Researchers enhance papillas with hyaluronic acid

Improving the look of a patient's papilla can require uncomfortable surgery, but there may be a good alternative, researchers found in a multicenter pilot study Clinical Implant Dentistry and Related Research, October 16 2009.

Researchers from the University of California Los Angeles, the University of Arizona, the University of Washington, the Kois Center, and Hebrew University-Hadassah injected the acid into 14 sites in 11 patients.

The patients had at least one deficient papilla each in the aesthetic zone, which the researchers photographed before treatment.

The investigators used a 23-gauge needle to inject less than 0.2 mL of an FDA-approved hyaluronic acid gel, 2-3 mm apical to the coronal tip of the papilla in question.

They saw the patients every three weeks and repeated the treatment up to three times, and they tracked the patients from six to 25 months after initial gel application, rephotographing the patients. They used a computer to measure changes in pixels between the before and after pictures.

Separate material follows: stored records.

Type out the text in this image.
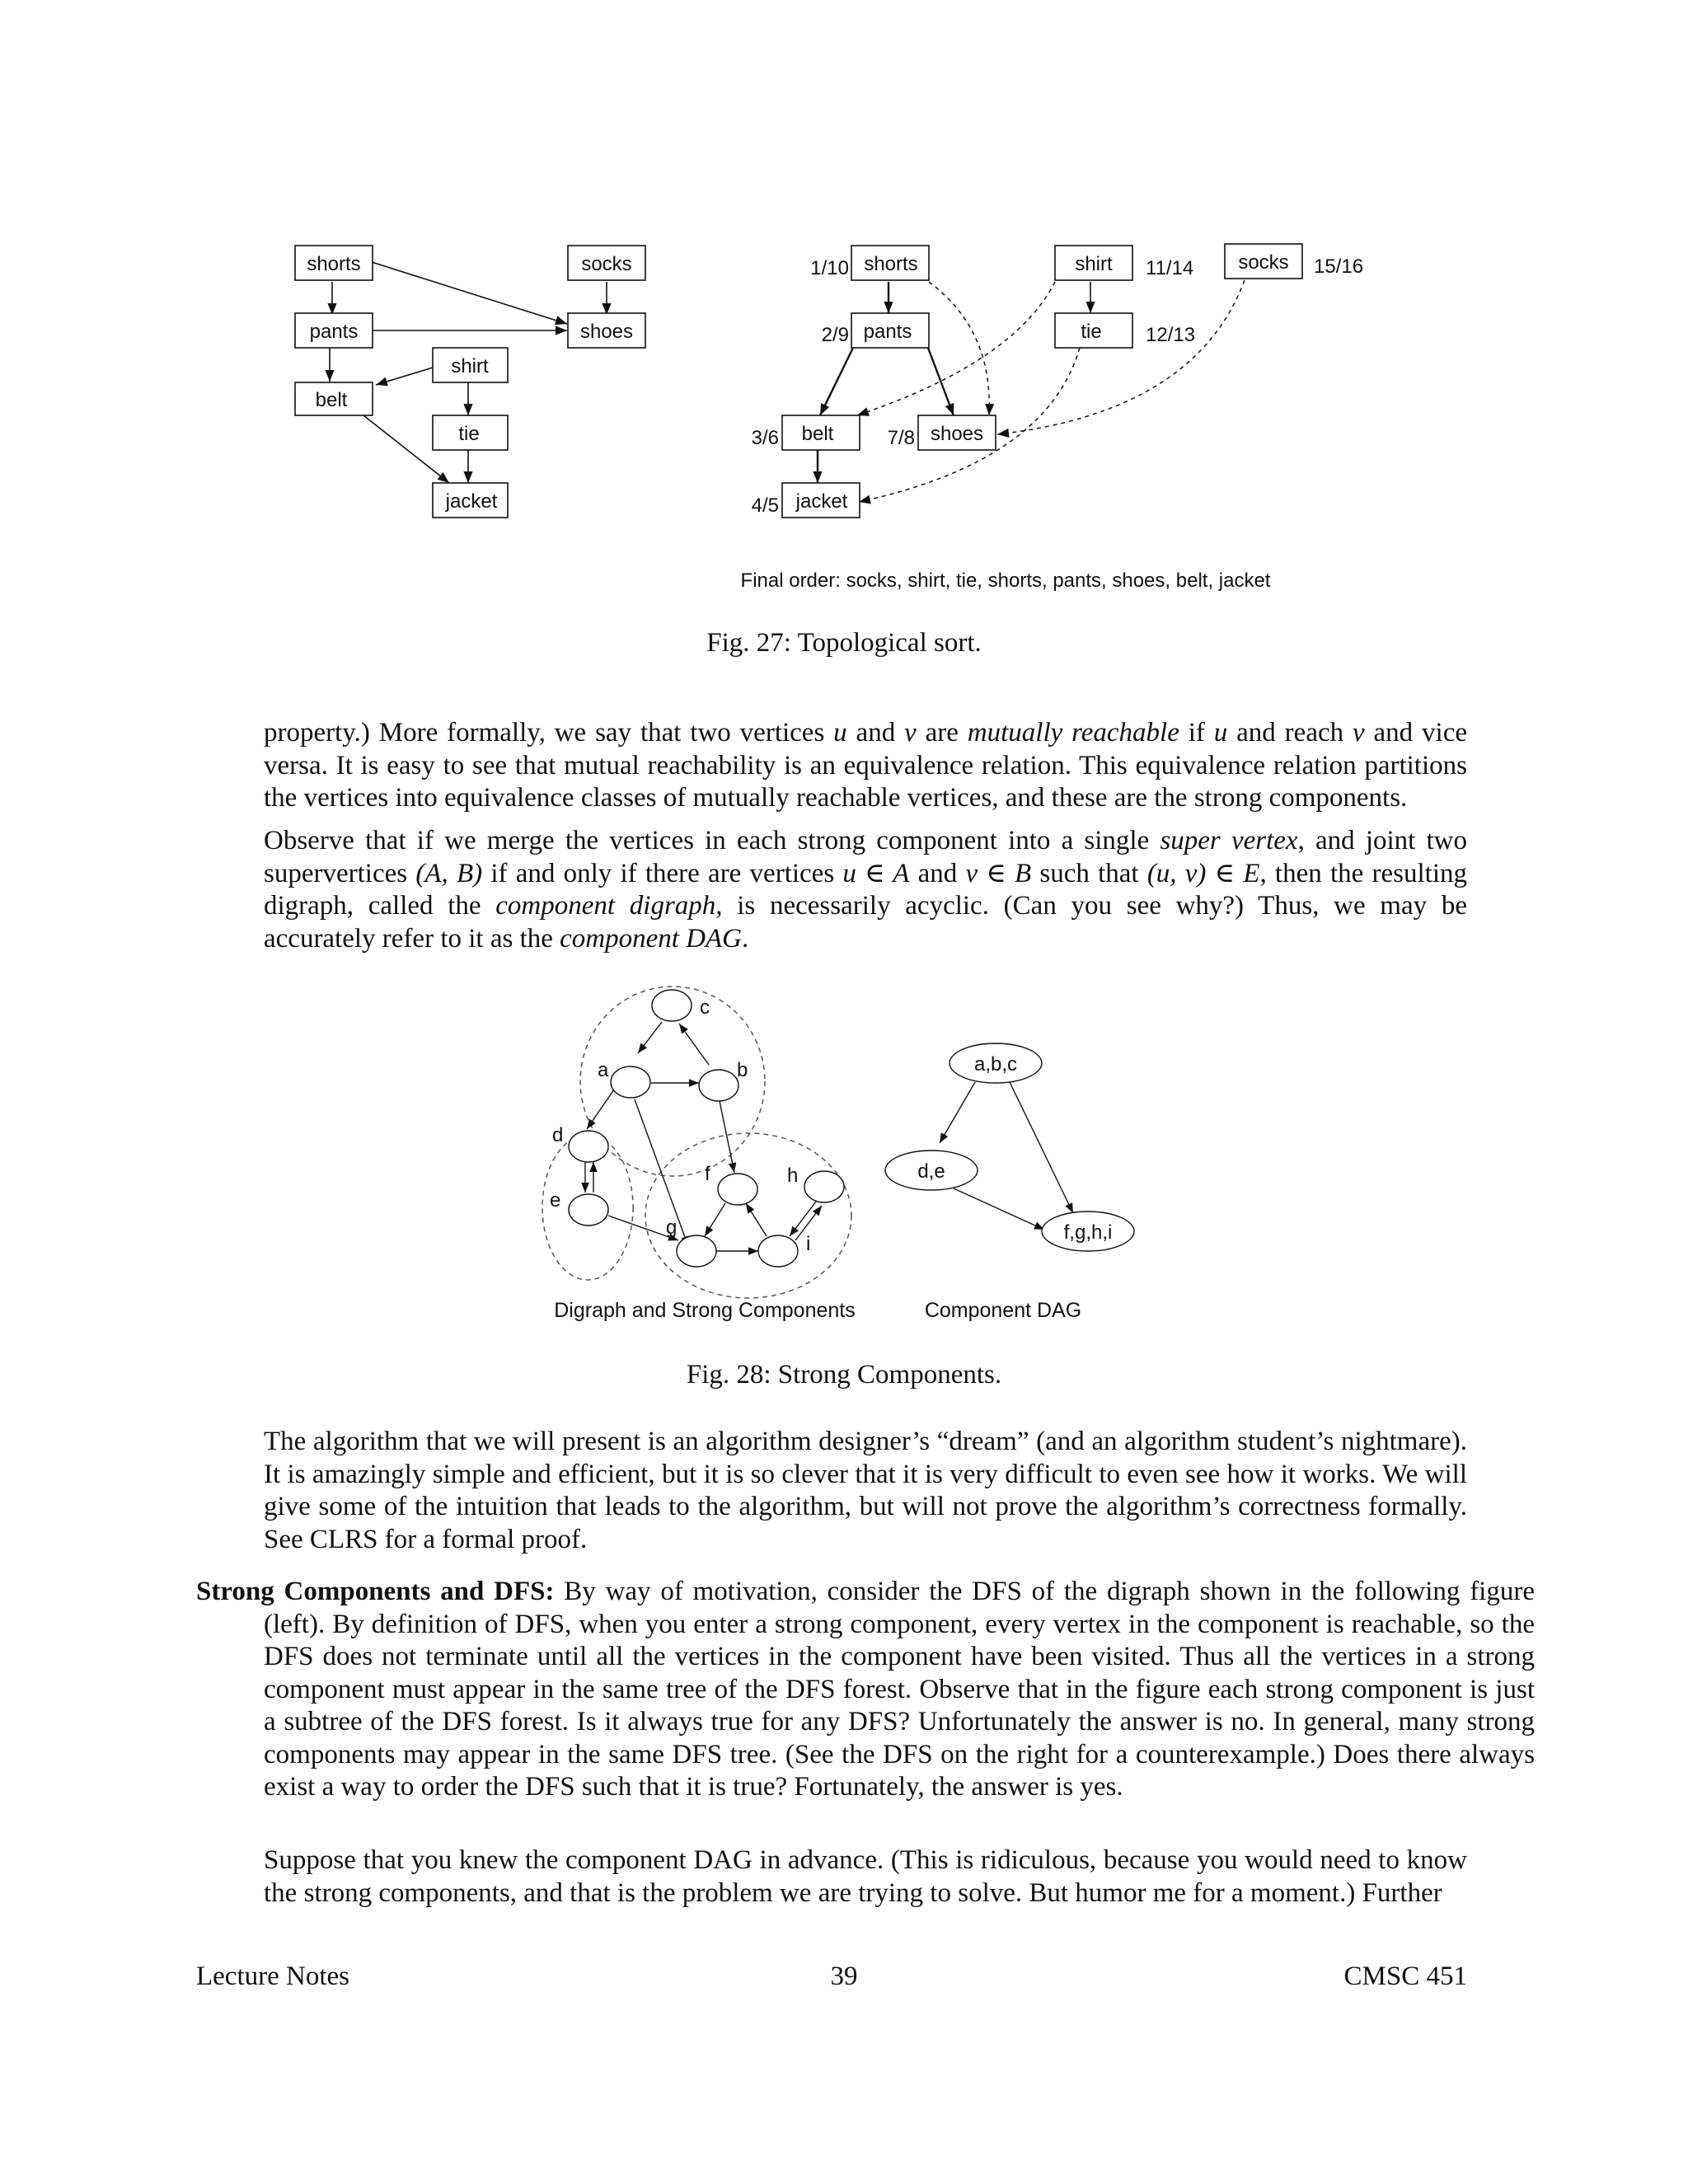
shorts	socks
pants	shoes
shirt
belt
tie
jacket
shorts
1/10	shirt 11/14 socks 15/16
pants
2/9	tie 12/13
belt
3/6	shoes
7/8
jacket
4/5
Final order: socks, shirt, tie, shorts, pants, shoes, belt, jacket
Fig. 27: Topological sort.
property.) More formally, we say that two vertices u and v are mutually reachable if u and reach v and vice versa. It is easy to see that mutual reachability is an equivalence relation. This equivalence relation partitions the vertices into equivalence classes of mutually reachable vertices, and these are the strong components.
Observe that if we merge the vertices in each strong component into a single super vertex, and joint two supervertices (A, B) if and only if there are vertices u ∈ A and v ∈ B such that (u, v) ∈ E, then the resulting digraph, called the component digraph, is necessarily acyclic. (Can you see why?) Thus, we may be accurately refer to it as the component DAG.
c
a	b
d
e
f	h
g
i
a,b,c
d,e
f,g,h,i
Digraph and Strong Components	Component DAG
Fig. 28: Strong Components.
The algorithm that we will present is an algorithm designer’s “dream” (and an algorithm student’s nightmare). It is amazingly simple and efficient, but it is so clever that it is very difficult to even see how it works. We will give some of the intuition that leads to the algorithm, but will not prove the algorithm’s correctness formally. See CLRS for a formal proof.
Strong Components and DFS: By way of motivation, consider the DFS of the digraph shown in the following figure (left). By definition of DFS, when you enter a strong component, every vertex in the component is reachable, so the DFS does not terminate until all the vertices in the component have been visited. Thus all the vertices in a strong component must appear in the same tree of the DFS forest. Observe that in the figure each strong component is just a subtree of the DFS forest. Is it always true for any DFS? Unfortunately the answer is no. In general, many strong components may appear in the same DFS tree. (See the DFS on the right for a counterexample.) Does there always exist a way to order the DFS such that it is true? Fortunately, the answer is yes.
Suppose that you knew the component DAG in advance. (This is ridiculous, because you would need to know the strong components, and that is the problem we are trying to solve. But humor me for a moment.) Further
Lecture Notes	39	CMSC 451
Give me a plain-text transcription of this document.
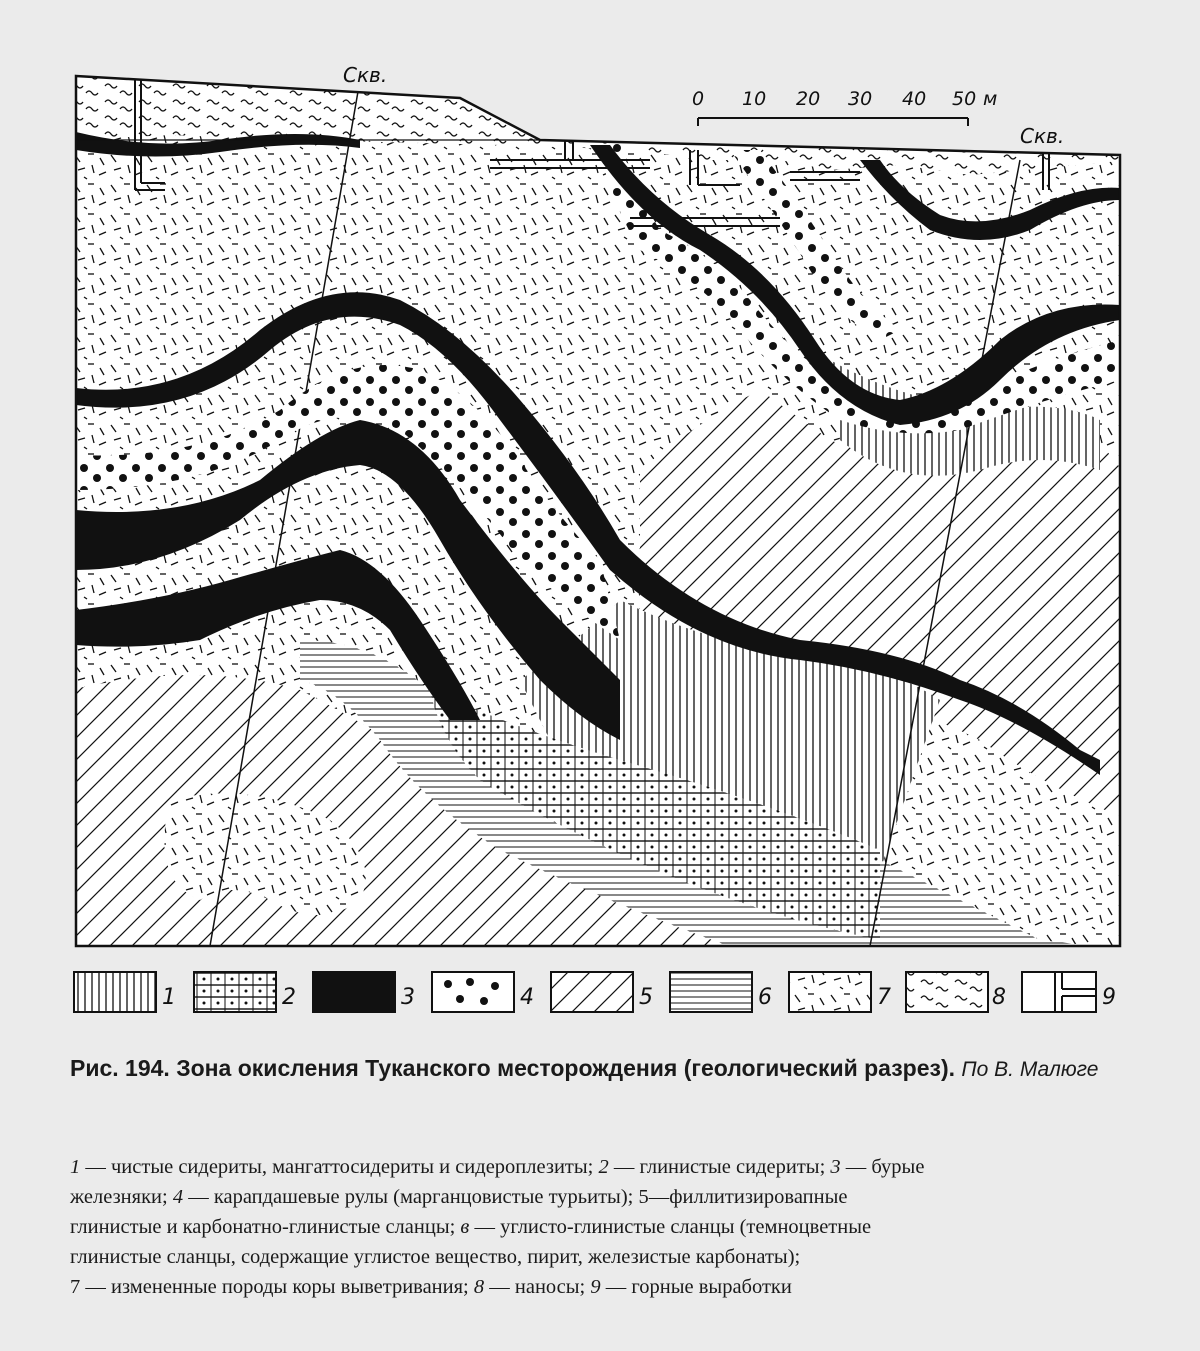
Скв.
Скв.
0 10 20 30 40 50 м
1	2	3	4	5	6	7	8	9
Рис. 194. Зона окисления Туканского месторождения (геологический разрез). По В. Малюге
1 — чистые сидериты, мангаттосидериты и сидероплезиты; 2 — глинистые сидериты; 3 — бурые
железняки; 4 — карапдашевые рулы (марганцовистые турьиты); 5—филлитизировапные
глинистые и карбонатно-глинистые сланцы; в — углисто-глинистые сланцы (темноцветные
глинистые сланцы, содержащие углистое вещество, пирит, железистые карбонаты);
7 — измененные породы коры выветривания; 8 — наносы; 9 — горные выработки
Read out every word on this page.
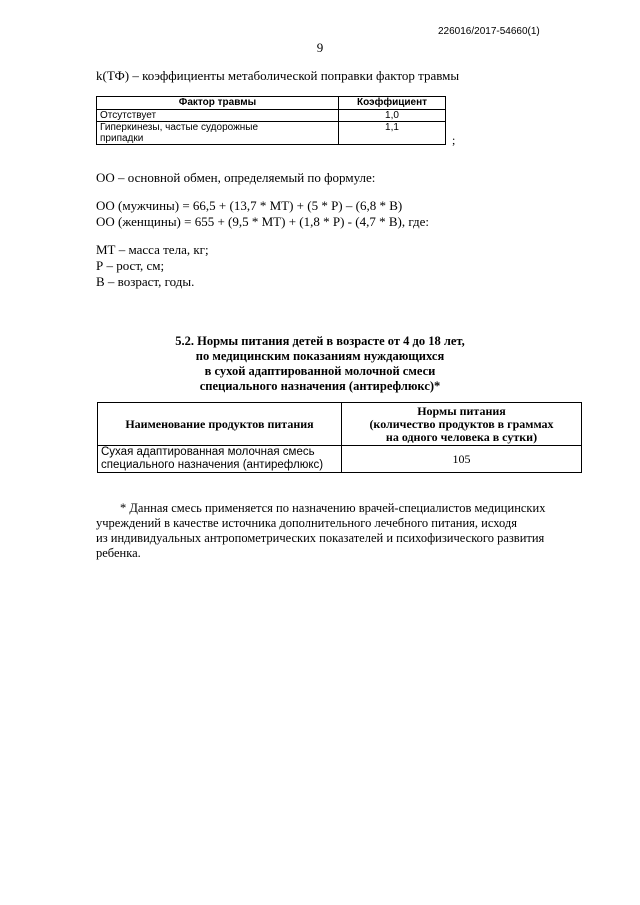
226016/2017-54660(1)
9
k(ТФ) – коэффициенты метаболической поправки фактор травмы
Фактор травмы	Коэффициент
Отсутствует	1,0

Гиперкинезы, частые судорожные
припадки	1,1
;
ОО – основной обмен, определяемый по формуле:
ОО (мужчины) = 66,5 + (13,7 * МТ) + (5 * Р) – (6,8 * В)
ОО (женщины) = 655 + (9,5 * МТ) + (1,8 * Р) - (4,7 * В), где:
МТ – масса тела, кг;
Р – рост, см;
В – возраст, годы.
5.2. Нормы питания детей в возрасте от 4 до 18 лет,
по медицинским показаниям нуждающихся
в сухой адаптированной молочной смеси
специального назначения (антирефлюкс)*
Наименование продуктов питания	Нормы питания
(количество продуктов в граммах
на одного человека в сутки)

Сухая адаптированная молочная смесь
специального назначения (антирефлюкс)	105

* Данная смесь применяется по назначению врачей-специалистов медицинских

учреждений в качестве источника дополнительного лечебного питания, исходя

из индивидуальных антропометрических показателей и психофизического развития

ребенка.
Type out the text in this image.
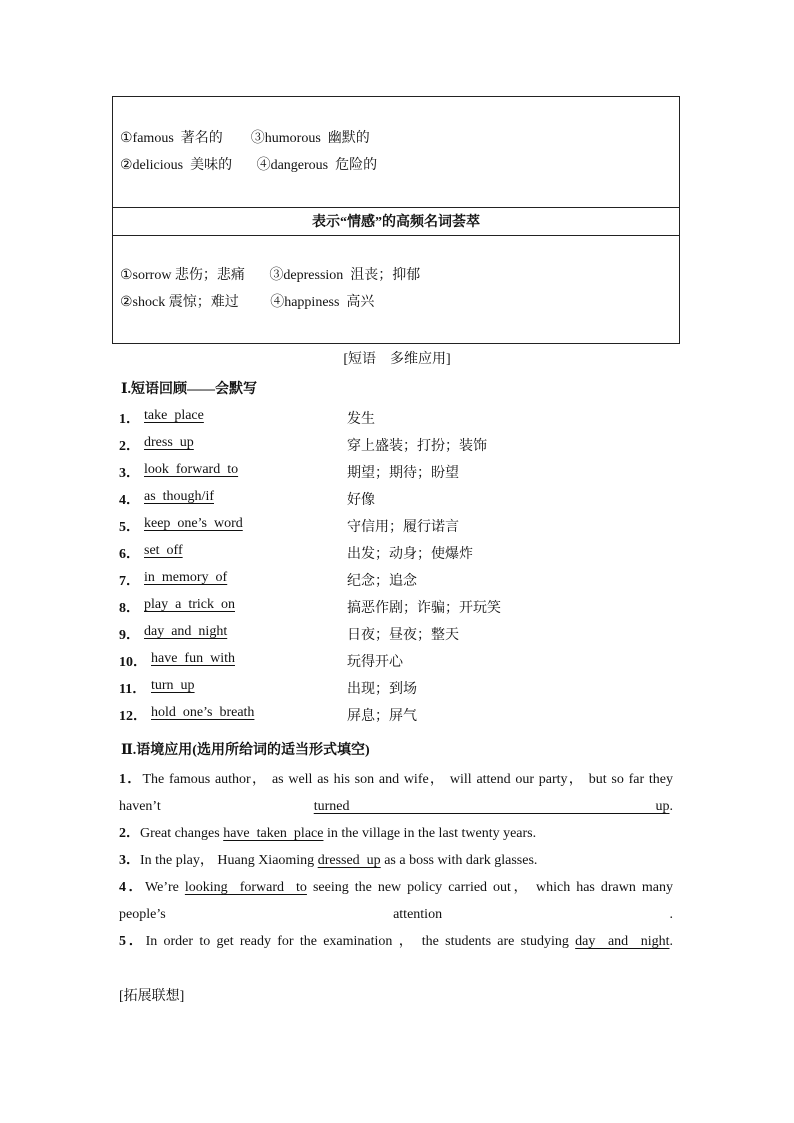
①famous  著名的        ③humorous  幽默的
②delicious  美味的       ④dangerous  危险的
表示“情感”的高频名词荟萃
①sorrow 悲伤；悲痛       ③depression  沮丧；抑郁
②shock 震惊；难过         ④happiness  高兴
[短语　多维应用]
Ⅰ.短语回顾——会默写
1． take  place	发生
2． dress  up	穿上盛装；打扮；装饰
3． look  forward  to	期望；期待；盼望
4． as  though/if	好像
5． keep  one’s  word	守信用；履行诺言
6． set  off	出发；动身；使爆炸
7． in  memory  of	纪念；追念
8． play  a  trick  on	搞恶作剧；诈骗；开玩笑
9． day  and  night	日夜；昼夜；整天
10． have  fun  with	玩得开心
11． turn  up	出现；到场
12． hold  one’s  breath	屏息；屏气
Ⅱ.语境应用(选用所给词的适当形式填空)
1．The famous author， as well as his son and wife， will attend our party， but so far they haven’t turned  up.
2．Great changes have  taken  place in the village in the last twenty years.
3．In the play， Huang Xiaoming dressed  up as a boss with dark glasses.
4．We’re looking  forward  to seeing the new policy carried out， which has drawn many people’s attention .
5．In order to get ready for the examination ， the students are studying day  and  night.
[拓展联想]
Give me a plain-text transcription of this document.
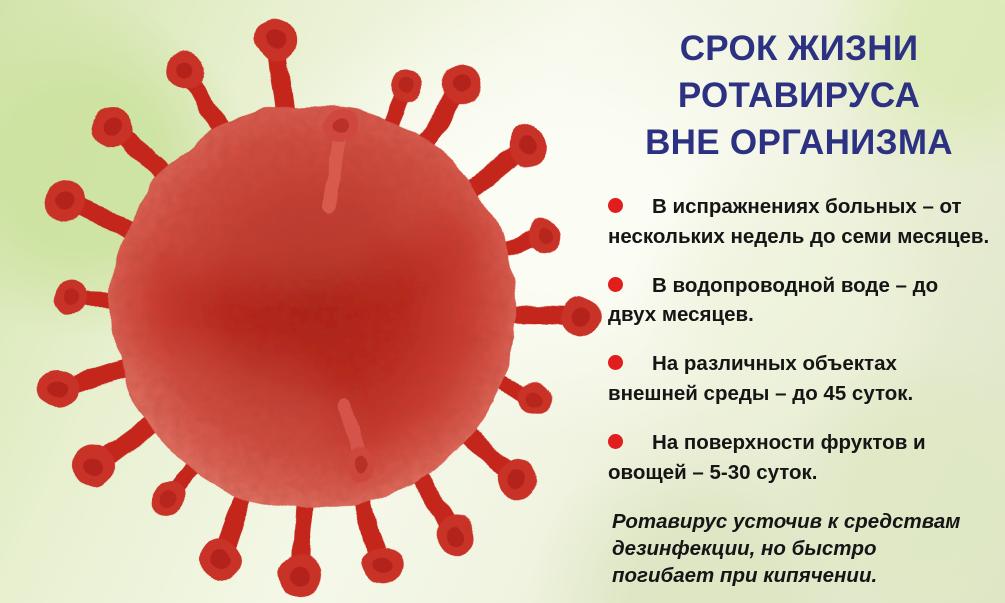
СРОК ЖИЗНИ
РОТАВИРУСА
ВНЕ ОРГАНИЗМА
В испражнениях больных – от нескольких недель до семи месяцев.
В водопроводной воде – до двух месяцев.
На различных объектах внешней среды – до 45 суток.
На поверхности фруктов и овощей – 5-30 суток.

Ротавирус усточив к средствам дезинфекции, но быстро погибает при кипячении.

A formula was derived to determine percentage change in the negative space between initial and final examinations.

They found that three implant sites and one site adjacent to a tooth improved 100% between treatment examinations. Seven sites improved from 94% to 97%, three sites improved from 76% to 88%, and one site adjacent to an implant improved 57%.

"Results from this pilot study are encouraging and present evidence that small papillary deficiencies between implants and teeth can be enhanced by injection of a hyaluronic gel," they concluded.